I think someone said something in here a while back, maybe it was @HarryGindi, that the relative nerve agrees with the usual simplicial nerve...? or something? I'd like to start with a simplicial model category, take bifibrant objects, then take the simplicial nerve, and say that this is equivalent to starting with the underlying relative category, taking the Hammock localization, then taking fibrant replacement, THEN taking the simplicial nerve. Will these two things agree?
Given a group G and a space X, there is a stack (say F) of G-torsors with a morphism to X - in other words a morphism from Y to F is the same as a diagram Y <- E -> X where E -> Y is a G-torsor and E -> X is any morphism (not necessarily equivariant). Does this stack have a standard name?

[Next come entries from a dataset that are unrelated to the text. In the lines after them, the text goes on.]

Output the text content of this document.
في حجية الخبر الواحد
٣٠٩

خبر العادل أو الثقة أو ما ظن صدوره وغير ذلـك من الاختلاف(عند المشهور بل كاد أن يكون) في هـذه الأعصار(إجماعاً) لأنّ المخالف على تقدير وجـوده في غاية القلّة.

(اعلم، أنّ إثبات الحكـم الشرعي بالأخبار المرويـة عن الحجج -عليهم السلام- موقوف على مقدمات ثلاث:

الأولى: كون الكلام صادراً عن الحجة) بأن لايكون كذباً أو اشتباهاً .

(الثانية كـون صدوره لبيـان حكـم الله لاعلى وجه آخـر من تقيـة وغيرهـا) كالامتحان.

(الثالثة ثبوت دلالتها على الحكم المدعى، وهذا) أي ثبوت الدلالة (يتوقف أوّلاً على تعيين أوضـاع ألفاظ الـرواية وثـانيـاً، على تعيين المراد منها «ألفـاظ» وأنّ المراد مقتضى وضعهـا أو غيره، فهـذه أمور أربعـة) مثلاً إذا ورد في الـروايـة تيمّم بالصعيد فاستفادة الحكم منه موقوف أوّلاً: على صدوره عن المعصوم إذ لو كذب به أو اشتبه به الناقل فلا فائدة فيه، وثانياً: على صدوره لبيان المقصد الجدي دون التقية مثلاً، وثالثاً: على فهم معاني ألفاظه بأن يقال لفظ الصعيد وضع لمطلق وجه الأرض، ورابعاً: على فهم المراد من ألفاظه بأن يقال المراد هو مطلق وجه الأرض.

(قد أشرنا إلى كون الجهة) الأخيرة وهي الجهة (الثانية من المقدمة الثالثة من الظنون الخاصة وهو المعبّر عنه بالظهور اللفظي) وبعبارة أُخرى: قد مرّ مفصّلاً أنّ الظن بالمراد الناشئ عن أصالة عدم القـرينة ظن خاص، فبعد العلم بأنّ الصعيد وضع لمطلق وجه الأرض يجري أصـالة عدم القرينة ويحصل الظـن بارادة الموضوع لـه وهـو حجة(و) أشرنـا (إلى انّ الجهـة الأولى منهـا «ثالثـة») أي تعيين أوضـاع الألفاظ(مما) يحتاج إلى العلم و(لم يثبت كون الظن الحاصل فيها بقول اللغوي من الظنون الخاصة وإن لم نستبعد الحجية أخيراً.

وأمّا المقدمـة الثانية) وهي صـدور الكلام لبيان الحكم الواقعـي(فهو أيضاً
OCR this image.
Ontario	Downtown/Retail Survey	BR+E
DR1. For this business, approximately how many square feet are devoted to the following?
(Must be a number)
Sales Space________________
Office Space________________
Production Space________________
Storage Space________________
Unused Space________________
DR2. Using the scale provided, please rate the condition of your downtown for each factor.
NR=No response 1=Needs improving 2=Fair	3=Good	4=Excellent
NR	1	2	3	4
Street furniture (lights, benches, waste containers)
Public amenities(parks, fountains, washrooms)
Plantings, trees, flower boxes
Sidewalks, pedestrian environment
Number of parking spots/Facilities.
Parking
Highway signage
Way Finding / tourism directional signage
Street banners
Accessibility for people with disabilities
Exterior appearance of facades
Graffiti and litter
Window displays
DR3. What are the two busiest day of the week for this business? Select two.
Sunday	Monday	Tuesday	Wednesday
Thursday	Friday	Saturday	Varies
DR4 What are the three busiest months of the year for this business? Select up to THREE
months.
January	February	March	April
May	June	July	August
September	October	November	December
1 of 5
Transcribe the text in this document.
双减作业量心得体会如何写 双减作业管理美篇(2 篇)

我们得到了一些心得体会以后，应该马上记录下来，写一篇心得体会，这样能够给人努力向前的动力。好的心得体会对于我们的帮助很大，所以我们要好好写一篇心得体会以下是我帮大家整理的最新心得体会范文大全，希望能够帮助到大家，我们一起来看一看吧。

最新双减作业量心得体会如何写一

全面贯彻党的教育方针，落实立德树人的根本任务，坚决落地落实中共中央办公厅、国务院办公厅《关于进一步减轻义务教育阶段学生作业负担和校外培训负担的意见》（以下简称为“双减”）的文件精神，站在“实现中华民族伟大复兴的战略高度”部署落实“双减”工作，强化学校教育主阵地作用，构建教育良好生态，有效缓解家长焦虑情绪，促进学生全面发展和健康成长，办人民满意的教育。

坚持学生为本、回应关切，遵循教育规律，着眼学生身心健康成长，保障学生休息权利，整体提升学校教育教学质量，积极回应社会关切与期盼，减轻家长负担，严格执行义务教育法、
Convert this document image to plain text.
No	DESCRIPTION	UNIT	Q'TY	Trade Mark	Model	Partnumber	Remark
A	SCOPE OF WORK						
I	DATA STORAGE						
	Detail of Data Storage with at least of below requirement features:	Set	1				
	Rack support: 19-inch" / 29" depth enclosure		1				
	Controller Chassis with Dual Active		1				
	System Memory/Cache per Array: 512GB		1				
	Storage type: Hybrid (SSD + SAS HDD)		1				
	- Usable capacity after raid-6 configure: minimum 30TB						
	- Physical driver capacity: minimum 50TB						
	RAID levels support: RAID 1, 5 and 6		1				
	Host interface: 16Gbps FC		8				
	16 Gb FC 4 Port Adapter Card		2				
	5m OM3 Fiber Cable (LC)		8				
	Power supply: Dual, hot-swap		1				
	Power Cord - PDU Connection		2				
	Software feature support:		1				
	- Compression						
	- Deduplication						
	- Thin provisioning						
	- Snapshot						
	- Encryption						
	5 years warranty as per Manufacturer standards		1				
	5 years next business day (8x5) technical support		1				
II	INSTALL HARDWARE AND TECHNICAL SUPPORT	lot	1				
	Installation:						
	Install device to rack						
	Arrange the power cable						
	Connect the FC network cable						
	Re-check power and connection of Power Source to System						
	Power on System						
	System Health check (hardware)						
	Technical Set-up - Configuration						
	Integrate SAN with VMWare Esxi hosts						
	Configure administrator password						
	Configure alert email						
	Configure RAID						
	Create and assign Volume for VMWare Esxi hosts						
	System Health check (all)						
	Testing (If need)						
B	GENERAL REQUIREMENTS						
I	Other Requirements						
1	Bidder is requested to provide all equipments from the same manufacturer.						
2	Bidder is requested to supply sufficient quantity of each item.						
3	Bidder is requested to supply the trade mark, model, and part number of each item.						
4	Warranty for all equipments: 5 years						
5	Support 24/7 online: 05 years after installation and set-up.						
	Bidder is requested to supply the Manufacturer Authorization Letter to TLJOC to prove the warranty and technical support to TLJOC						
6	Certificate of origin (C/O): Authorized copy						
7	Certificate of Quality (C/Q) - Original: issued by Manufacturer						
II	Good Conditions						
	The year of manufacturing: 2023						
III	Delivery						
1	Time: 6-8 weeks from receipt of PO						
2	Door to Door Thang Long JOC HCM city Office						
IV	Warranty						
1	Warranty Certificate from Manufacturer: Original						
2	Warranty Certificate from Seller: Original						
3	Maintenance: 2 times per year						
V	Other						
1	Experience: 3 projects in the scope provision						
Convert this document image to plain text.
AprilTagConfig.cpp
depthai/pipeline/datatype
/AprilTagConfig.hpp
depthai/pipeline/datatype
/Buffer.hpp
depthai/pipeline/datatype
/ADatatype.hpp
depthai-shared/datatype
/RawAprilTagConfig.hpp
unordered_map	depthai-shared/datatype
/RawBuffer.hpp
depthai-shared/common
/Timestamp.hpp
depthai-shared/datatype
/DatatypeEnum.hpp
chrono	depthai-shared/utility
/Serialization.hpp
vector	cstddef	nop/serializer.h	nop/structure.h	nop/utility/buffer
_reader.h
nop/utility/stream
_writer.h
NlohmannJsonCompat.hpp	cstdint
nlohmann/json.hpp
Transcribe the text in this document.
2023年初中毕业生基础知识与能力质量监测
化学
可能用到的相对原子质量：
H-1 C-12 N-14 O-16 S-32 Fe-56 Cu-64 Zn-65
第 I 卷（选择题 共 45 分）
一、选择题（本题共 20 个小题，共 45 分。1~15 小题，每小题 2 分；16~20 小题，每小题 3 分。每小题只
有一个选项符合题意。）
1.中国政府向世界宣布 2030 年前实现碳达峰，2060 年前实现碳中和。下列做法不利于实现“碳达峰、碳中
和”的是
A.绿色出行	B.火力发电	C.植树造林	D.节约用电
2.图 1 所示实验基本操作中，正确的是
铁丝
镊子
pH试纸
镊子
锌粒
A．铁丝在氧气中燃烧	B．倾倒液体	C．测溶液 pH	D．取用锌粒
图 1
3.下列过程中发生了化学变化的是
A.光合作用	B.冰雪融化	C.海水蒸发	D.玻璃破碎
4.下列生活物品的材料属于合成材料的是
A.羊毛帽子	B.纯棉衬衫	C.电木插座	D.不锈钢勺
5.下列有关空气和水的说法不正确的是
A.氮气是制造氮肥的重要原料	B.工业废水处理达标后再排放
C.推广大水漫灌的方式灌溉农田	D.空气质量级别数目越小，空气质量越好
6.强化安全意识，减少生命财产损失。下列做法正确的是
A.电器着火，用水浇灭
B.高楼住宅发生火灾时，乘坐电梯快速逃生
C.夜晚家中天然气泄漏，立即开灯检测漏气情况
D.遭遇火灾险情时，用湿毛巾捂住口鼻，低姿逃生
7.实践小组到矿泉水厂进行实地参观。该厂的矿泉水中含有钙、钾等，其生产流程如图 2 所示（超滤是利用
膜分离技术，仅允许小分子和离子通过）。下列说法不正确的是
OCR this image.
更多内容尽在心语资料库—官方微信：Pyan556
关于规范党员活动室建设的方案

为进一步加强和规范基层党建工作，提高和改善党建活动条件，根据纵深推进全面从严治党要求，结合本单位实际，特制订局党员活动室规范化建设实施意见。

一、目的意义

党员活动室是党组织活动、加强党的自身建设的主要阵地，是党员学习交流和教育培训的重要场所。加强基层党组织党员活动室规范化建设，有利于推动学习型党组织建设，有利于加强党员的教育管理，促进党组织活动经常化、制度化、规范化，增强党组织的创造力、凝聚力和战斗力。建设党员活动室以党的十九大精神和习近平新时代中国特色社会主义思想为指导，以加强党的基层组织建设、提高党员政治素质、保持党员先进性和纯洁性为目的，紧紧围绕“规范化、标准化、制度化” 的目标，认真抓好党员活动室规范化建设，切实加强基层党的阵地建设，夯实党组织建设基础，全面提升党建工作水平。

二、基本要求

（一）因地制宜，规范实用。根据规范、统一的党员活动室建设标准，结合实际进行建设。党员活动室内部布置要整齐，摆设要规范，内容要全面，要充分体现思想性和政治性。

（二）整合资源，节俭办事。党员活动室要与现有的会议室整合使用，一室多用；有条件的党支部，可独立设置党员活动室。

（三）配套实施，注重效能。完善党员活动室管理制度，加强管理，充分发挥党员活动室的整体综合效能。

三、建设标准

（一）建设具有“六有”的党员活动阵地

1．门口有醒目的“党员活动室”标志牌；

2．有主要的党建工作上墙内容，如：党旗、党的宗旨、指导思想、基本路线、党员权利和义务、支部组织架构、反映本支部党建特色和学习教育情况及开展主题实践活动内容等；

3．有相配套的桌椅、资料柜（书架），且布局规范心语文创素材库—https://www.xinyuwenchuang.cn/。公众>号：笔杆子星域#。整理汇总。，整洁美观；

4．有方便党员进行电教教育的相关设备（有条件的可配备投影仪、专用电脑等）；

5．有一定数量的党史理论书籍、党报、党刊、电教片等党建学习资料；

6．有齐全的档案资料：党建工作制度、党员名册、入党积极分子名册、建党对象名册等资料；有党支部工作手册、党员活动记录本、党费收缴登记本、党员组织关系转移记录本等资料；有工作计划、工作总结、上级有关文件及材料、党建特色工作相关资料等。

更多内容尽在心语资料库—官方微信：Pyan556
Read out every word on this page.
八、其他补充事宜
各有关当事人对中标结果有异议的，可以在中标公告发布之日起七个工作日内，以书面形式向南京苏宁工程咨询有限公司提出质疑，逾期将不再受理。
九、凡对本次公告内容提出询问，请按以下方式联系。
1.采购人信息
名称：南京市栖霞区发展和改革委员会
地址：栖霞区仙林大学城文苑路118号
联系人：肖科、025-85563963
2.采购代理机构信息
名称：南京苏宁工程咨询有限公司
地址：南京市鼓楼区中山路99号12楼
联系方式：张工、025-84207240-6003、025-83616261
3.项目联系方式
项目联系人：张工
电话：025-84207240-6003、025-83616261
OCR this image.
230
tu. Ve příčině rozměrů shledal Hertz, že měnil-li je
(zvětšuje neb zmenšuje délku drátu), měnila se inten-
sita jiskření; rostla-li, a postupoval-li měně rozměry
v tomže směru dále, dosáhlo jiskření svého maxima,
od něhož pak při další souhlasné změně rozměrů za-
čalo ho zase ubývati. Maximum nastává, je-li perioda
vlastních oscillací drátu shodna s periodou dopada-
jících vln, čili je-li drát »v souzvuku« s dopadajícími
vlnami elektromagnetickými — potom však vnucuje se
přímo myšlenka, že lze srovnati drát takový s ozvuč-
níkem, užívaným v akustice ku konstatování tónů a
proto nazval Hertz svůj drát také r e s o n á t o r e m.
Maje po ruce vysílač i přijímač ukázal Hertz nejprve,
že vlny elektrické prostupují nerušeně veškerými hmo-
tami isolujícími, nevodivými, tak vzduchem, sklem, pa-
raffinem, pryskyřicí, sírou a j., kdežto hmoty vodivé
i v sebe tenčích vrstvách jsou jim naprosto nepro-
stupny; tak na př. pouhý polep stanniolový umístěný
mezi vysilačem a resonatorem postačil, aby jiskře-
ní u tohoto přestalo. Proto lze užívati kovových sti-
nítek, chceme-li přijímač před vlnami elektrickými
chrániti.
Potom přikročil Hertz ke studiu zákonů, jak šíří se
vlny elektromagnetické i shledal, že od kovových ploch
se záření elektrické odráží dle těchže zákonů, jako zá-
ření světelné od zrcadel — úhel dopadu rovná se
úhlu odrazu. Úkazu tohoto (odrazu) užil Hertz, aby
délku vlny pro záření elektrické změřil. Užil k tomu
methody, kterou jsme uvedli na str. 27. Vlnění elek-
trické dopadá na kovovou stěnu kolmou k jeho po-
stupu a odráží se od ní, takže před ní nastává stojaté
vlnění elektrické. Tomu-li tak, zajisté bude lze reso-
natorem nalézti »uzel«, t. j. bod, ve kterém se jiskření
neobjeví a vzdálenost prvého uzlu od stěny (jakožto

@JonathanBeardsley If I remember correctly, I think I said that Barwick and Kan show that their RelNerv is 'usually' (i.e. on fibrant RelCats) the same thing as the hc-nerve of the hammock. I think someone then showed that all left-proper combinatorial model cats are fibrant in the B-K model str on RelCat
Hinich's lemma proves what Rune was saying, though
I think the DS people would object to being called freaks, however descriptive it may be : ^ )
I've always wondered if homotopical methods could be applied to straight up analysis. It seems unlikely, but I wonder if anyone has ever thought about ir
It assigns a finite homotopy type to a dynamical system with sufficient compactness properties. Thomas would know more about the dynamical applications. It is also used in Floer theory (finite-dimensional approximations to infinite dimensional dynamics) which spits out a stable homotopy type.
Was there a picture of all the different notions of $\infty$-categories in Barwick--Schommer-Pries that got removed in the most recent revision? I really liked that picture...